Ask Allah, our sustainer and provider, to guide u to make the best decision, one dat will b good for u in dis world and da next, regarding marriage.
At least u r being proactive and takin into account factors which u feel could b a problem later on in life. Thus enabling u to make an informed decision. However, only Allah knows the future. Have yakeen that things will work out for the best. If ur intention is good, & u sincerely want to marry this grl, Allah will put barakah, so that u will beable to provide for her.

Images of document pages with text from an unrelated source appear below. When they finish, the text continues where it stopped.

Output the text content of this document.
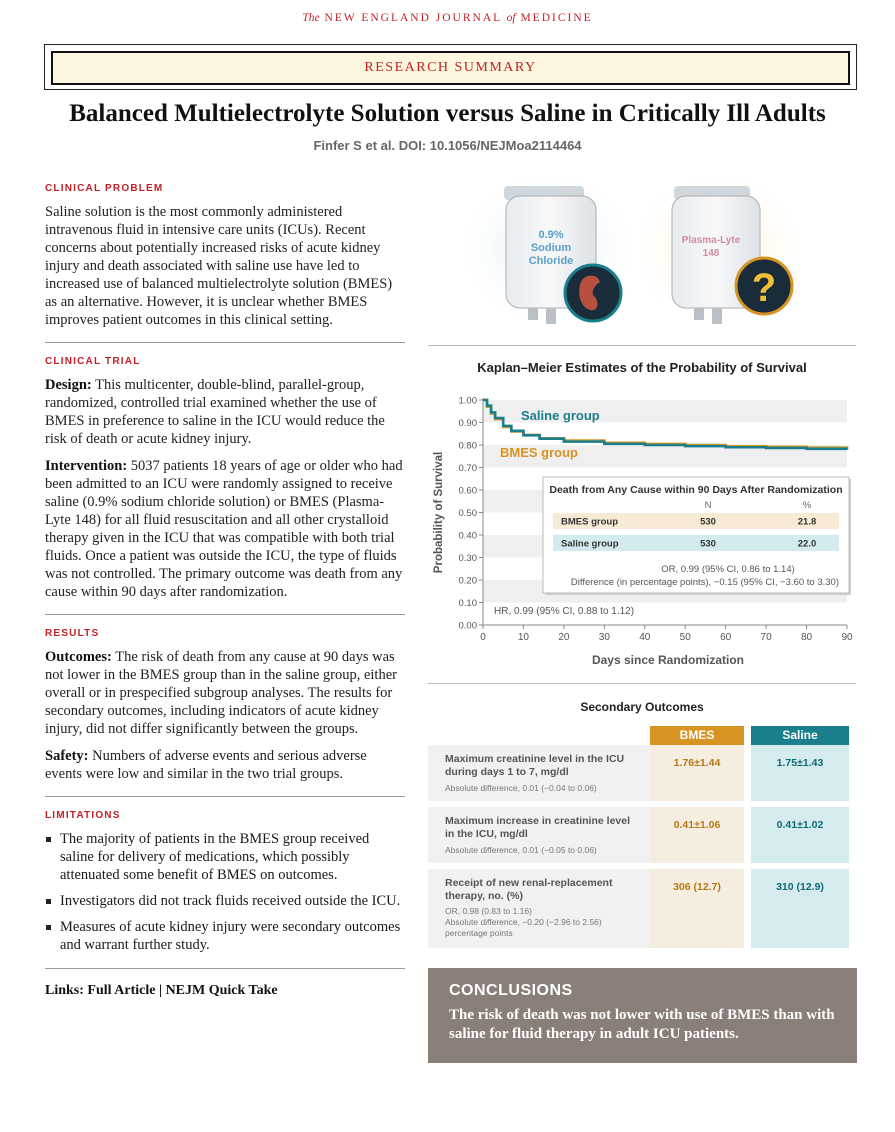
The NEW ENGLAND JOURNAL of MEDICINE
RESEARCH SUMMARY
Balanced Multielectrolyte Solution versus Saline in Critically Ill Adults
Finfer S et al. DOI: 10.1056/NEJMoa2114464
CLINICAL PROBLEM

Saline solution is the most commonly administered intravenous fluid in intensive care units (ICUs). Recent concerns about potentially increased risks of acute kidney injury and death associated with saline use have led to increased use of balanced multielectrolyte solution (BMES) as an alternative. However, it is unclear whether BMES improves patient outcomes in this clinical setting.

CLINICAL TRIAL

Design: This multicenter, double-blind, parallel-group, randomized, controlled trial examined whether the use of BMES in preference to saline in the ICU would reduce the risk of death or acute kidney injury.

Intervention: 5037 patients 18 years of age or older who had been admitted to an ICU were randomly assigned to receive saline (0.9% sodium chloride solution) or BMES (Plasma-Lyte 148) for all fluid resuscitation and all other crystalloid therapy given in the ICU that was compatible with both trial fluids. Once a patient was outside the ICU, the type of fluids was not controlled. The primary outcome was death from any cause within 90 days after randomization.

RESULTS

Outcomes: The risk of death from any cause at 90 days was not lower in the BMES group than in the saline group, either overall or in prespecified subgroup analyses. The results for secondary outcomes, including indicators of acute kidney injury, did not differ significantly between the groups.

Safety: Numbers of adverse events and serious adverse events were low and similar in the two trial groups.

LIMITATIONS
The majority of patients in the BMES group received saline for delivery of medications, which possibly attenuated some benefit of BMES on outcomes.
Investigators did not track fluids received outside the ICU.
Measures of acute kidney injury were secondary outcomes and warrant further study.
Links: Full Article | NEJM Quick Take
0.9%
Sodium
Chloride
Plasma-Lyte
148
?
Kaplan–Meier Estimates of the Probability of Survival
0.00
0.10
0.20
0.30
0.40
0.50
0.60
0.70
0.80
0.90
1.00
0	10	20	30	40	50	60	70	80	90
Days since Randomization
Probability of Survival
Saline group
BMES group
Death from Any Cause within 90 Days After Randomization
N	%
BMES group	530	21.8
Saline group	530	22.0
OR, 0.99 (95% CI, 0.86 to 1.14)
Difference (in percentage points), −0.15 (95% CI, −3.60 to 3.30)
HR, 0.99 (95% CI, 0.88 to 1.12)
Secondary Outcomes
BMES	Saline
Maximum creatinine level in the ICU during days 1 to 7, mg/dl
Absolute difference, 0.01 (−0.04 to 0.06)
1.76±1.44	1.75±1.43
Maximum increase in creatinine level in the ICU, mg/dl
Absolute difference, 0.01 (−0.05 to 0.06)
0.41±1.06	0.41±1.02
Receipt of new renal-replacement therapy, no. (%)
OR, 0.98 (0.83 to 1.16)
Absolute difference, −0.20 (−2.96 to 2.56)
percentage points
306 (12.7)	310 (12.9)
CONCLUSIONS
The risk of death was not lower with use of BMES than with saline for fluid therapy in adult ICU patients.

The richest of ppl are not always the ones with degrees.
And the richest of ppl are not always the happiest.
Always ask for barakah and contentment of the heart.
Read ur istikhaarah, and Allah will guide u inshAllah ameen.
If ur istikhaarah is positive, or u have a strong feeling in which u want to propose,
Then do so. Ask her parents for her hand in marriage.
Once u have sought guidance from Allah swt, u won't go wrong, as he will guide u, whether it b to marry this girl,
Or not.
Do not feel that u are not worthy of sum1 due to ur occupation.
U may have such good qualities, as a person, strong imaan, and the desire to provide, as well as makin an effort to do so, for ur future wife in a way dat a husband should.
All those intentions count. Allah hears and knows every1s circumstance, may he guide u to a decision that will bring u peace and happiness InshAllah ameen.

Unregistered
22-07-2012, 02:02 PM
Let me tell you from a girls point of view.if she has accepted you am sure she's aready taken ur occupational factors in account.Maybe she sees you more then jus a technician.and when a girl commits she does look at everything. So try and talk to her about your insecurities she will tell you why she might wana marry u. And if u really love her propose the worst thing that can happen is not being accepted but atleast u know uv tried ur part then regreting.

Unregistered
24-07-2012, 01:16 PM
Marry the one you love. I had been in love with this guy and married another and I am regretting it. Life wouldve been so much more enjoyable with him than this physician who's life is centered around amking money. My love ur husband wil earn not today not tomorrow the day after. Rather have little with love and and affectionate partner than 100s of thousands in the bank. I cud do things over I'd wait for d 1 I loved to do watever he wanted and then get married to him rather then rush into a marriage coz I thought he wouldn't really make a move. Love isn't based on money when your husband can hug you carry you read salaah with you play games with you that's love. My hubbys forever walking wanting to make more money doesn't want kids coz he doesn't have enough money for a m3 bm. I'd rather walk hand in hand with someone I love then drive in an M3 with a man who is money obsessed.